Background: Esophageal cancer is a lethal disease and the optimal therapy remains unclear. Neoadjuvant chemotherapy provides an increased chance of survival; therefore, we attempted to identify potential molecular markers that might improve evaluations of individual responses to therapy.
Methods: We recruited 109 patients with resectable esophageal squamous cell carcinoma. The patients underwent radical esophagectomy and did not receive any other perioperative treatment. Expression of E2F-1 and molecules involved in its targeted pathways, pERK, Bim, pRb, epidermal growth factor receptor, EZH2 and pAKT, was investigated immunohistochemically.

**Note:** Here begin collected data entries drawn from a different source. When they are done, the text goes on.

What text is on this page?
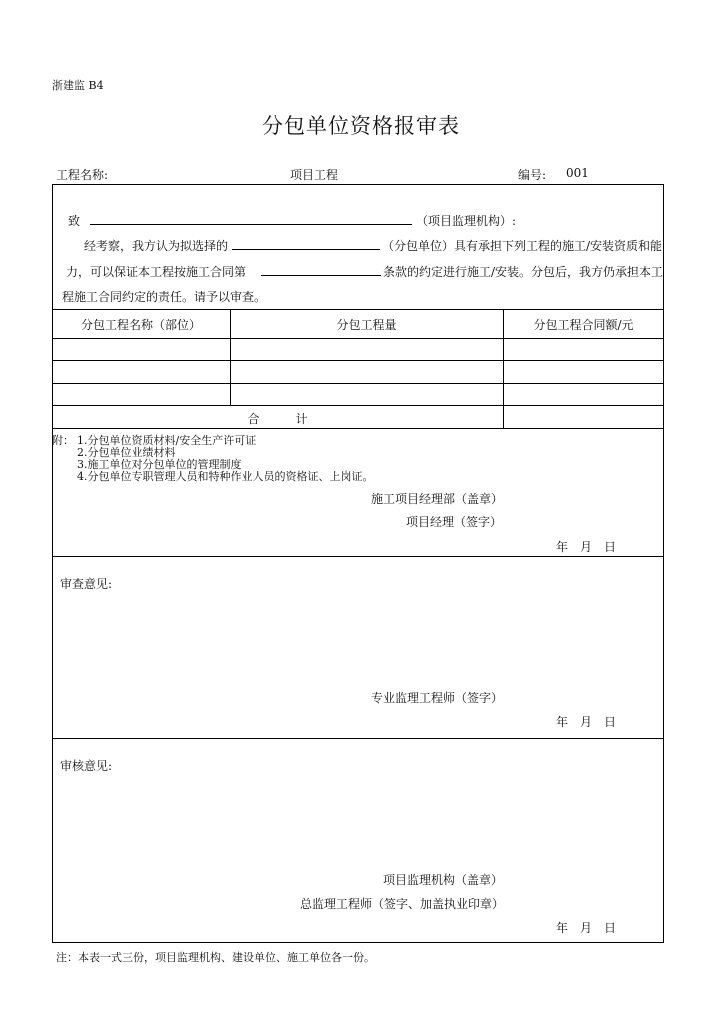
浙建监 B4
分包单位资格报审表
工程名称:	项目工程	编号: 001
致	（项目监理机构）:
经考察，我方认为拟选择的	（分包单位）具有承担下列工程的施工/安装资质和能
力，可以保证本工程按施工合同第	条款的约定进行施工/安装。分包后，我方仍承担本工
程施工合同约定的责任。请予以审查。
分包工程名称（部位）	分包工程量	分包工程合同额/元
合　　　计
附： 1.分包单位资质材料/安全生产许可证
2.分包单位业绩材料
3.施工单位对分包单位的管理制度
4.分包单位专职管理人员和特种作业人员的资格证、上岗证。
施工项目经理部（盖章）
项目经理（签字）
年　月　日
审查意见:
专业监理工程师（签字）
年　月　日
审核意见:
项目监理机构（盖章）
总监理工程师（签字、加盖执业印章）
年　月　日
注：本表一式三份，项目监理机构、建设单位、施工单位各一份。
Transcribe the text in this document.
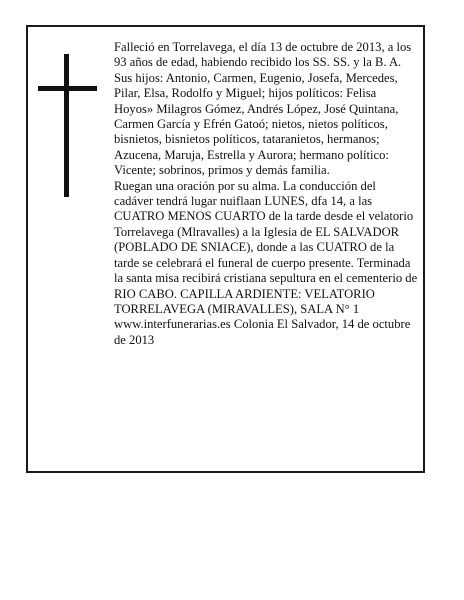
Falleció en Torrelavega, el día 13 de octubre de 2013, a los 93 años de edad, habiendo recibido los SS. SS. y la B. A.

Sus hijos: Antonio, Carmen, Eugenio, Josefa, Mercedes, Pilar, Elsa, Rodolfo y Miguel; hijos políticos: Felisa Hoyos» Milagros Gómez, Andrés López, José Quintana, Carmen García y Efrén Gatoó; nietos, nietos políticos, bisnietos, bisnietos políticos, tataranietos, hermanos; Azucena, Maruja, Estrella y Aurora; hermano político: Vicente; sobrinos, primos y demás familia.

Ruegan una oración por su alma. La conducción del cadáver tendrá lugar nuiflaan LUNES, dfa 14, a las CUATRO MENOS CUARTO de la tarde desde el velatorio Torrelavega (Mlravalles) a la Iglesia de EL SALVADOR (POBLADO DE SNIACE), donde a las CUATRO de la tarde se celebrará el funeral de cuerpo presente. Terminada la santa misa recibirá cristiana sepultura en el cementerio de RIO CABO. CAPILLA ARDIENTE: VELATORIO TORRELAVEGA (MIRAVALLES), SALA N° 1

www.interfunerarias.es Colonia El Salvador, 14 de octubre de 2013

Results: Correlations were observed between E2F-1 and pRb expression; EZH2 expression was significantly correlated with the degree of carcinoma differentiation (P = 0.01). Stage III patients were found to have longer survival if they did not express pERK than if they did (23 months vs. 11 months, P = 0.01). Patients with E2F-1 not expressing pRb were found to have longer survival times than those with E2F-1 who expressed pRb (18.8 months vs. 8.6 months, P = 0.021). Similarly, stage III patients with E2F-1 but not expressing pERK also survived longer than those expressing pERK (23.5 months vs. 3.9 months, P < 0.001).
Conclusions: A high expression of pERK was significantly associated with poor survival in patients with locally advanced esophageal cancer. Expression of a combination of molecules, rather than of individual molecules, was more predictive of disease prognosis. E2F-1 and molecules of its targeted pathways may be candidate proteins as markers of chemosensitivity in esophageal cancer patients.
Keywords: E2F-1; esophageal squamous cell carcinoma; survival.